Нора закрутила вокруг пальца темный локон и задумчиво посмотрела на какаду, совершенно его не видя.
— Но я последнее время иногда думаю, — продолжала она, — а когда начинает считаться, что человек уже всерьез живет? У меня есть тетя — она тоже была умница-красавица в молодости. Потом связалась с одним придурком, потом с другим придурком, и как-то так все пошло… А теперь все про нее говорят, что у нее не сложилась жизнь. И она сама так считает. Вот я и думаю — где та грань между тем, что ты только пробуешь разные варианты, и тем, что суп уже сварился? Когда наступает точка, после которой жизнь уже не сложилась и ничего нельзя исправить? Я вот боюсь эту точку не заметить. Ты не боишься? — спросила Нора с надеждой, что Маруся все понимает и тоже боится.

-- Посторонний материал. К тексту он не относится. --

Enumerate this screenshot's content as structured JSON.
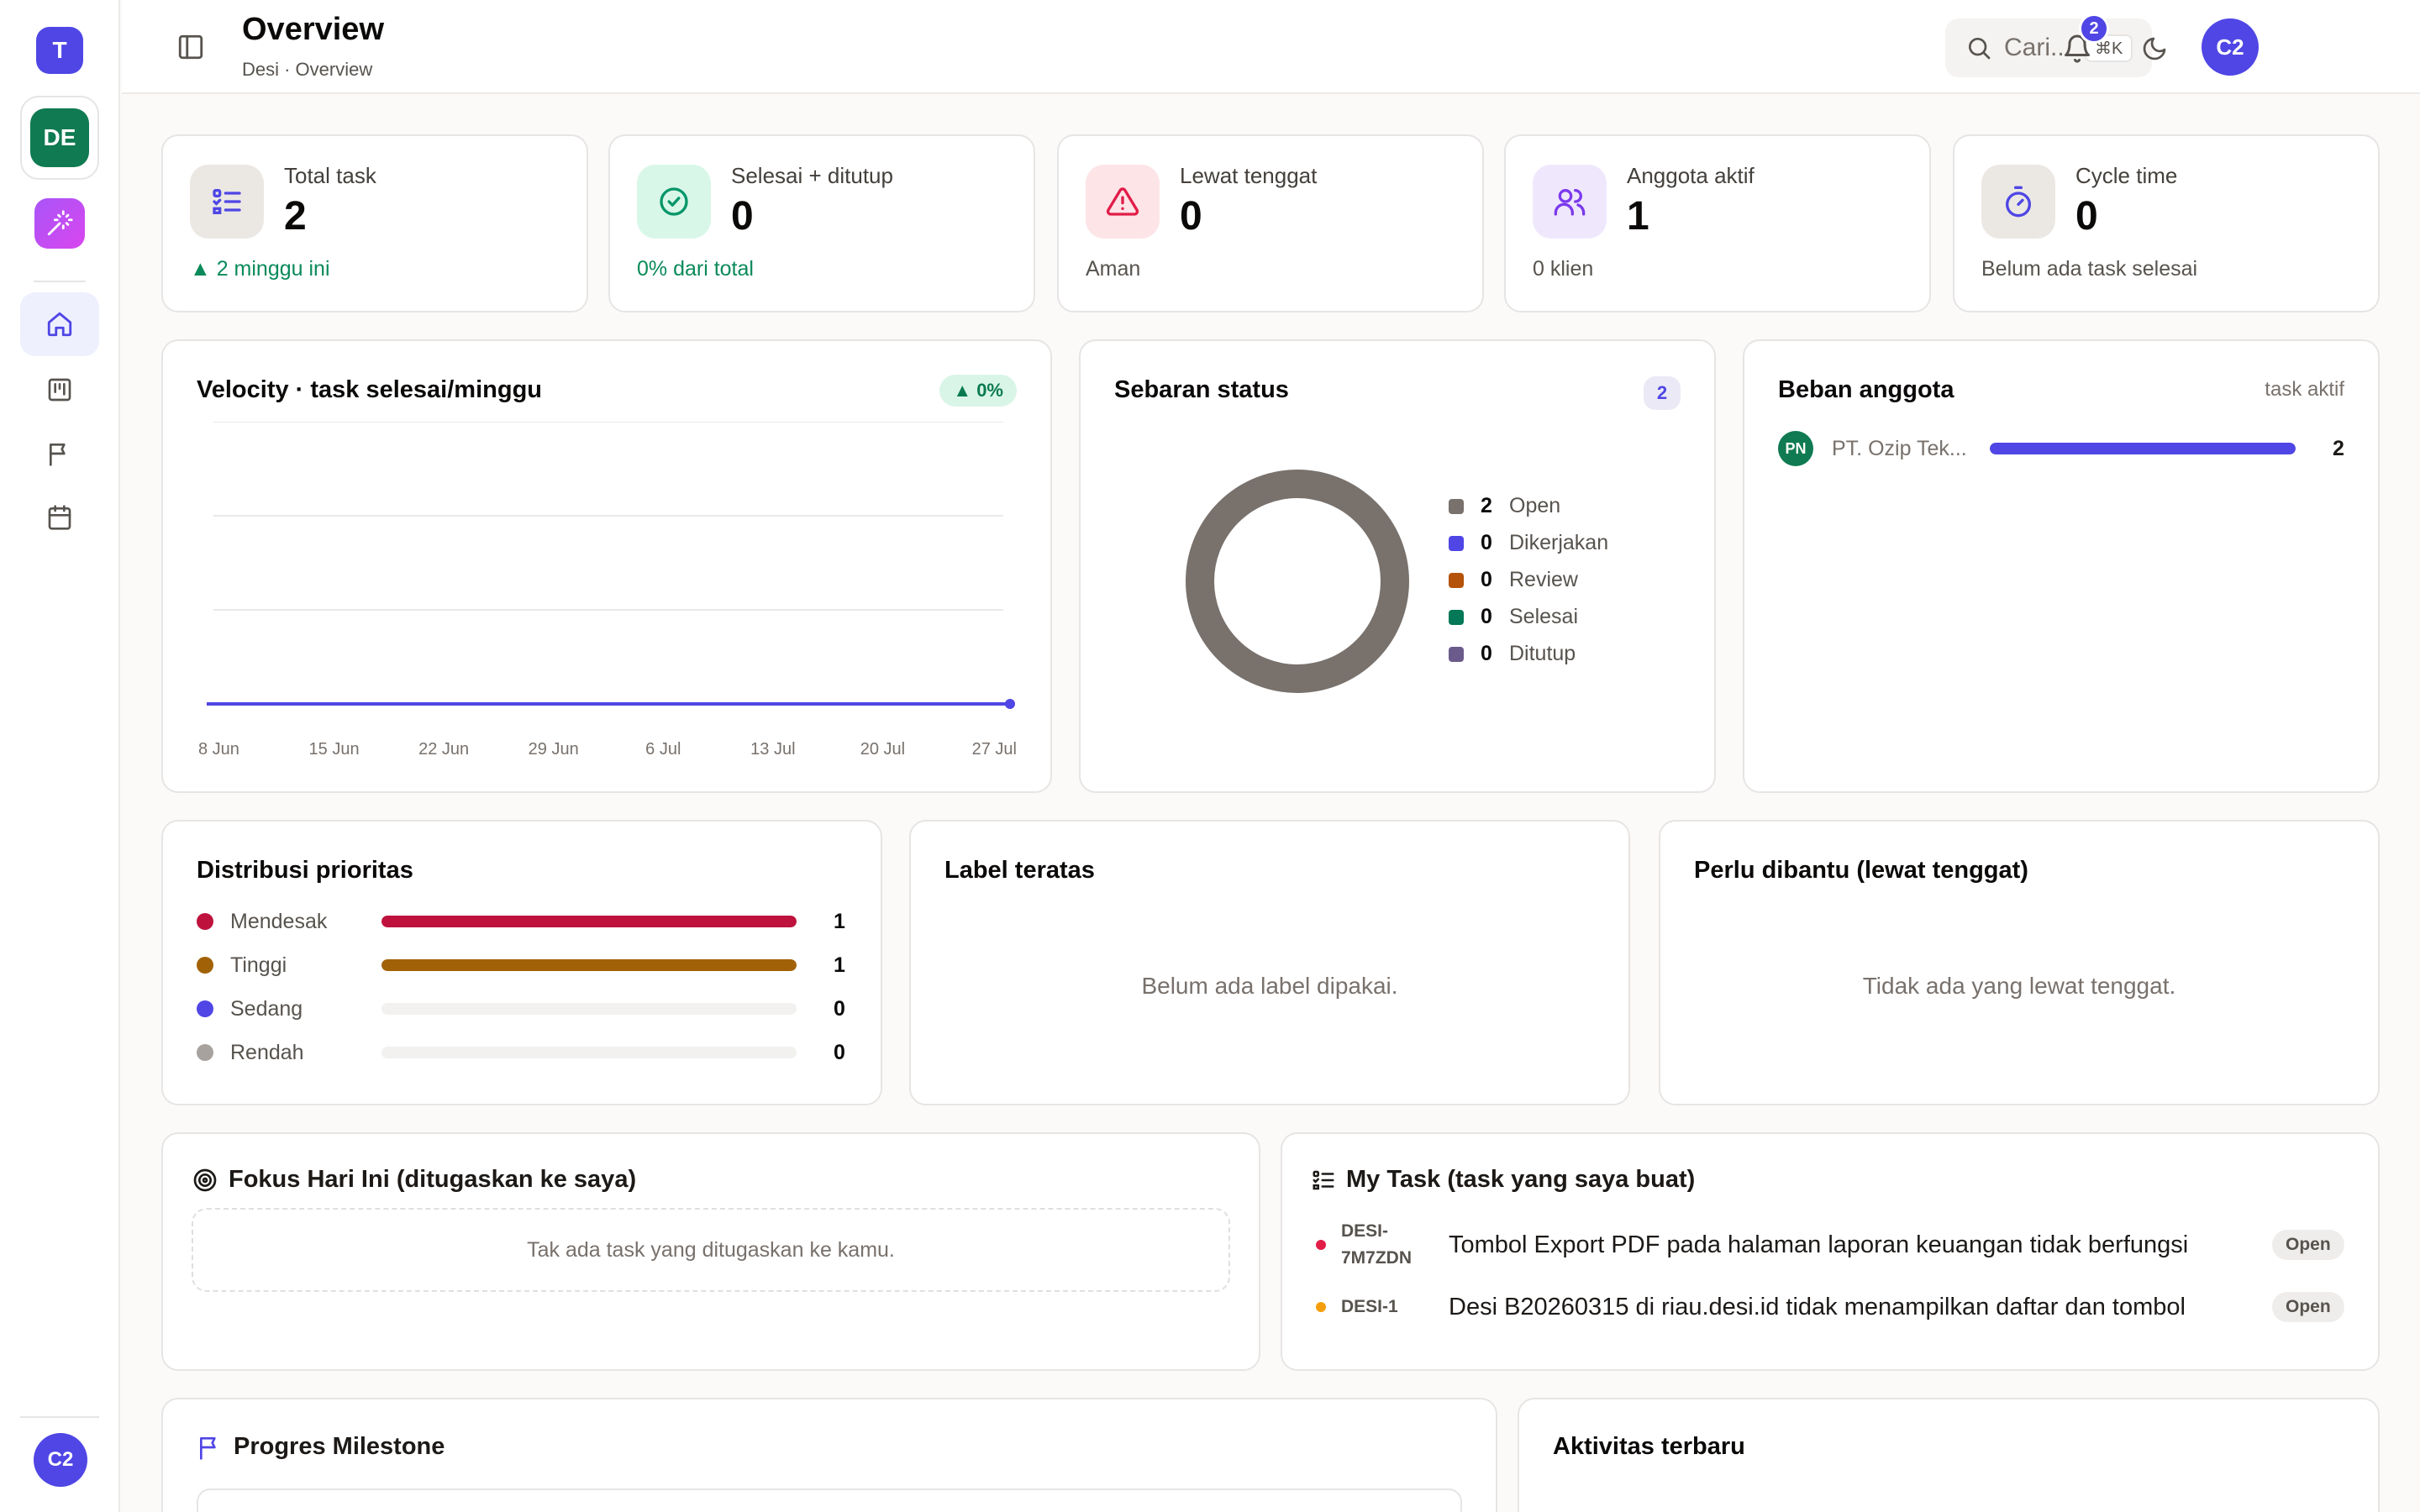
{
  "sidebar": {
    "team_initial": "T",
    "workspace_initials": "DE",
    "user_initials": "C2",
    "nav": [
      "home-icon",
      "board-icon",
      "flag-icon",
      "calendar-icon"
    ]
  },
  "header": {
    "title": "Overview",
    "breadcrumb": "Desi · Overview",
    "search_placeholder": "Cari...",
    "search_shortcut": "⌘K",
    "notification_count": "2",
    "avatar_initials": "C2"
  },
  "stats": [
    {
      "label": "Total task",
      "value": "2",
      "sub": "▲ 2 minggu ini",
      "icon": "list-icon"
    },
    {
      "label": "Selesai + ditutup",
      "value": "0",
      "sub": "0% dari total",
      "icon": "check-circle-icon"
    },
    {
      "label": "Lewat tenggat",
      "value": "0",
      "sub": "Aman",
      "icon": "alert-triangle-icon"
    },
    {
      "label": "Anggota aktif",
      "value": "1",
      "sub": "0 klien",
      "icon": "users-icon"
    },
    {
      "label": "Cycle time",
      "value": "0",
      "sub": "Belum ada task selesai",
      "icon": "timer-icon"
    }
  ],
  "velocity": {
    "title": "Velocity · task selesai/minggu",
    "trend": "▲ 0%"
  },
  "chart_data": {
    "type": "line",
    "title": "Velocity · task selesai/minggu",
    "categories": [
      "8 Jun",
      "15 Jun",
      "22 Jun",
      "29 Jun",
      "6 Jul",
      "13 Jul",
      "20 Jul",
      "27 Jul"
    ],
    "series": [
      {
        "values": [
          0,
          0,
          0,
          0,
          0,
          0,
          0,
          0
        ]
      }
    ],
    "ylim": [
      0,
      3
    ],
    "grid": true
  },
  "status": {
    "title": "Sebaran status",
    "count": "2",
    "items": [
      {
        "num": "2",
        "label": "Open",
        "color": "#78716c"
      },
      {
        "num": "0",
        "label": "Dikerjakan",
        "color": "#4f46e5"
      },
      {
        "num": "0",
        "label": "Review",
        "color": "#b45309"
      },
      {
        "num": "0",
        "label": "Selesai",
        "color": "#047857"
      },
      {
        "num": "0",
        "label": "Ditutup",
        "color": "#6b5b8c"
      }
    ]
  },
  "load": {
    "title": "Beban anggota",
    "right_label": "task aktif",
    "members": [
      {
        "initials": "PN",
        "name": "PT. Ozip Tek...",
        "count": "2",
        "fraction": 1.0
      }
    ]
  },
  "priority": {
    "title": "Distribusi prioritas",
    "items": [
      {
        "label": "Mendesak",
        "count": "1",
        "fraction": 1.0,
        "color": "#be123c"
      },
      {
        "label": "Tinggi",
        "count": "1",
        "fraction": 1.0,
        "color": "#a16207"
      },
      {
        "label": "Sedang",
        "count": "0",
        "fraction": 0,
        "color": "#4f46e5"
      },
      {
        "label": "Rendah",
        "count": "0",
        "fraction": 0,
        "color": "#a8a29e"
      }
    ]
  },
  "labels_card": {
    "title": "Label teratas",
    "empty": "Belum ada label dipakai."
  },
  "help_card": {
    "title": "Perlu dibantu (lewat tenggat)",
    "empty": "Tidak ada yang lewat tenggat."
  },
  "focus": {
    "title": "Fokus Hari Ini (ditugaskan ke saya)",
    "empty": "Tak ada task yang ditugaskan ke kamu."
  },
  "mytask": {
    "title": "My Task (task yang saya buat)",
    "tasks": [
      {
        "id": "DESI-7M7ZDN",
        "title": "Tombol Export PDF pada halaman laporan keuangan tidak berfungsi",
        "status": "Open",
        "color": "#e11d48"
      },
      {
        "id": "DESI-1",
        "title": "Desi B20260315 di riau.desi.id tidak menampilkan daftar dan tombol",
        "status": "Open",
        "color": "#f59e0b"
      }
    ]
  },
  "milestone": {
    "title": "Progres Milestone"
  },
  "activity": {
    "title": "Aktivitas terbaru"
  }
}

— Ты накуренная, что ли? — сказала Маруся, прищурившись.
— Да нет же! Я просто, наверно, не так объясняю — не то, что хочу сказать. Послушай…

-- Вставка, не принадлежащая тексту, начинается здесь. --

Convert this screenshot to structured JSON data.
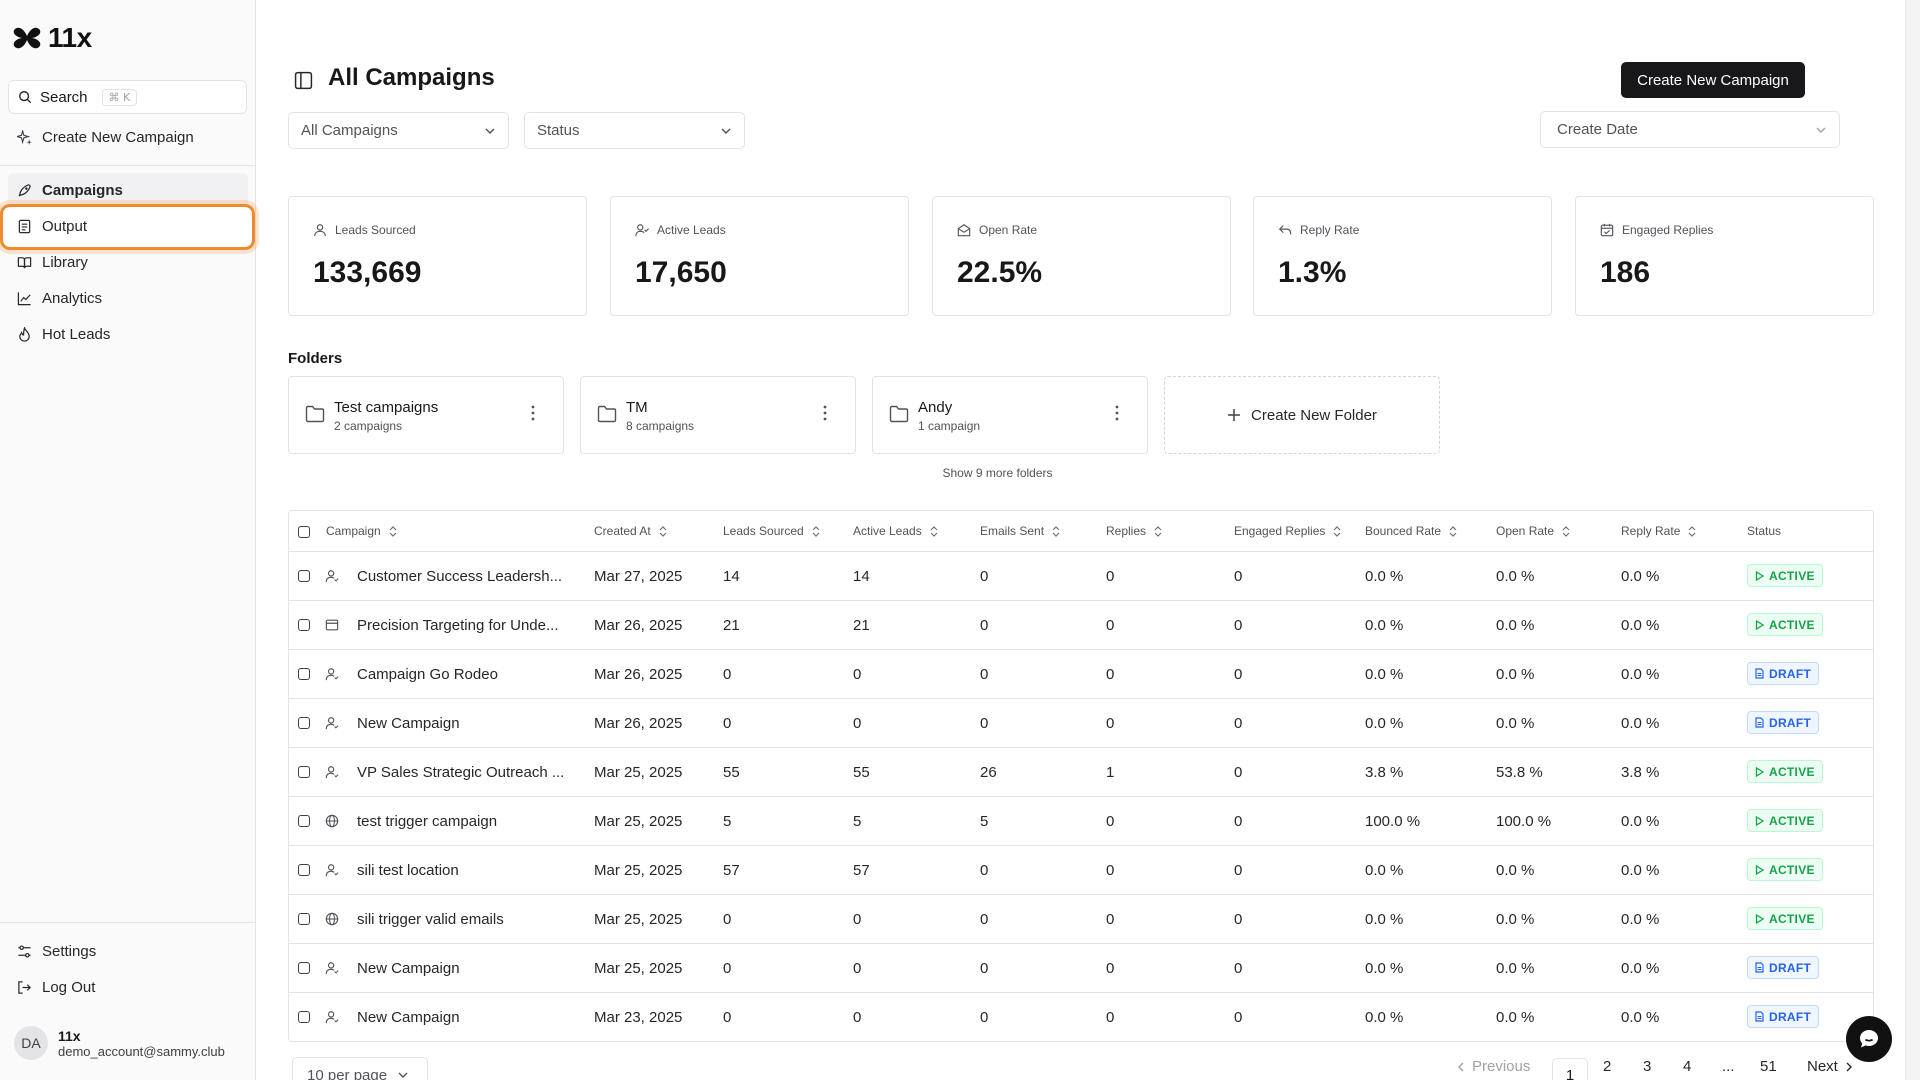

— Я вообще не понимаю, о чем ты говоришь, — перебила Маруся. Белобрысый верстальщик Боря вчера наконец предложил ей переехать к нему, навсегда завершив в Марусиной жизни недолгий период метаний.
В такие вечера Нора брала сигарету и выходила в шуршащий дворик, где, глядя на старенькую хозяйку комнаты, бредущую из магазина с авоськой серого хлеба, дешевых лекарств и кефира, искала и не находила правильных слов, чтоб объяснить Марусе, что она чувствует в эту минуту, когда от нее, как на даче у дедушки в детстве медянка в блестящей траве под осенними грушами, ускользает — за хвост не поймаешь — простодушная ясная юность, и ее драгоценные миги, как легкие капли, безвозвратно уходят сквозь пальцы, и ничто никогда не вернется и не будет ни ярче, ни лучше.

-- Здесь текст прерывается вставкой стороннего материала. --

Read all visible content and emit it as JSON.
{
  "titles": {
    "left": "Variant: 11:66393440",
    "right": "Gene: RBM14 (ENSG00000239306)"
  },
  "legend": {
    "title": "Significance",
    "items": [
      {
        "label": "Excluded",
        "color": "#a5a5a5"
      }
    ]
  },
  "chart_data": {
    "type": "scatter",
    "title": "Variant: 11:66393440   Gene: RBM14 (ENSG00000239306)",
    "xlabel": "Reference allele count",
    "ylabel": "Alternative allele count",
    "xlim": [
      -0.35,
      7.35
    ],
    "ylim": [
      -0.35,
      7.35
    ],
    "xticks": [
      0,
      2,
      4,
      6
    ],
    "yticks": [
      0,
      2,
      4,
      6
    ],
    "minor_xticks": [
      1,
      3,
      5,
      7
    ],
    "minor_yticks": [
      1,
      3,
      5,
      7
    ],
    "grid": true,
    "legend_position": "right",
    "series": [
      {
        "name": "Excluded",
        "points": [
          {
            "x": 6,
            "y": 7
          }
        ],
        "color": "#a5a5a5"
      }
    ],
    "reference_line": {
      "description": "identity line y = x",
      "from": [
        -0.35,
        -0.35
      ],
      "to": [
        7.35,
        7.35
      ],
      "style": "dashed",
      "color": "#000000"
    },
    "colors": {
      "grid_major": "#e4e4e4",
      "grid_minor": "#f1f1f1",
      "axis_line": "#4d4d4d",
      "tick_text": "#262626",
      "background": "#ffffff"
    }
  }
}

Пожилой какаду подслушивал все, что Нора говорила Марусе. Через неделю общения с девушками он выучил новое слово — «в Москву!».
Часть вторая
Москва
Десятая глава
Смотри — вот жизнь идет. Смотри — проходит. Смотри — прошла…
Н. ДубовицкийМосква! Дорогая, блестящая куртизанка, дающая всем — и таджику, и вору, и гению, принимая к оплате наличную душу без сдачи. За твои цветы на бетонных столбах, голубые июньские ночи, за веранды, террасы, фонтаны, неоны, за свалку шикарных витрин и сияние черных капотов, за редкое чистое небо, за девушек в белоснежном на палубах наглых яхт, за насмешливые похвалы твоих фаворитов, которых ты раз в сезон швыряешь прислуге, как вещи из прошлой коллекции, и бежишь в свои ЦУМы и ГУМы, чтоб купить себе новых без скидки, за всю тебя целиком — Боже мой! — забери, что хочешь, — но ты ничего не хочешь. Утро красит нежным цветом, а вечер — порочным огнем твои улицы, полные жизни, и зеленые кудри бульваров, и твой Кремль, и твоих церетели, и сияет над темной рекой Храм Христа, как корабль, увлекая тебя в неизвестное, благословенное плавание, а страна заржавелой флотилией, отставая и злясь, ковыляет за ним по волнам и по мелям туда, куда он повернет.